NASA Debates How And When To Kill Hubble Telescope
Amy's Robot writes "The Washington Post reports that after 13 years of wear and tear, the Hubble telescope may be on the way out. NASA and some outside scientists have become involved in a heated debate about how and when to end the Hubble telescope program. Keeping Hubble in service until 2020 would require an extra maintenance visit by astronauts at a cost of at least $600 million. Some even worry the batteries could fail by 2010, since the next maintenance visit has been delayed by the Columbia accident and space station priorities. Is it worth maintaining our old friend Hubble, or should NASA let him go out in a blaze of glory?"

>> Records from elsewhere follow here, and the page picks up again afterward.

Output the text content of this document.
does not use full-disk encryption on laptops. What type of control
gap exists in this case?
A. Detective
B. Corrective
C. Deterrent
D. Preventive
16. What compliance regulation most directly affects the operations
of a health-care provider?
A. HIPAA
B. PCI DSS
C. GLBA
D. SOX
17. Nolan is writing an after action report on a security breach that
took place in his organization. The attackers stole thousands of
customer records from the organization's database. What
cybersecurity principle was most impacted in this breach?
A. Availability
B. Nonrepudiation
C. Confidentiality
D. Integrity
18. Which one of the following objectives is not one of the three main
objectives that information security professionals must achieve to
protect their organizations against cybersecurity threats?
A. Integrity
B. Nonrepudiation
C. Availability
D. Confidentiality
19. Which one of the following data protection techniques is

Um, that would all be very nice if it were possible to use the scope with an eyepiece. It wasn't designed for such. In fact, AFAIK no research grade telescope built in probably the last 20 years even has the ability to plug an eyepiece into it. Human eyes are just nowhere near as sensitive as CCDs.
Plus, you'd have to remove an instrumentation pack and let people crawl inside it. This would not only endanger surrounding equipment greatly, it would require at least a couple of days of downtime afterwards to recalibrate the inertial guidance.
You could probably see your house as a speck, but you wouldn't be able to resolve it. The Hubble is only a 2.4 meter telescope after all.
death ray... yeah... OK, obviously no grasp of optics here. I'm starting to think this article should be moderated "Funny" but I've already responded, so no moderating for me.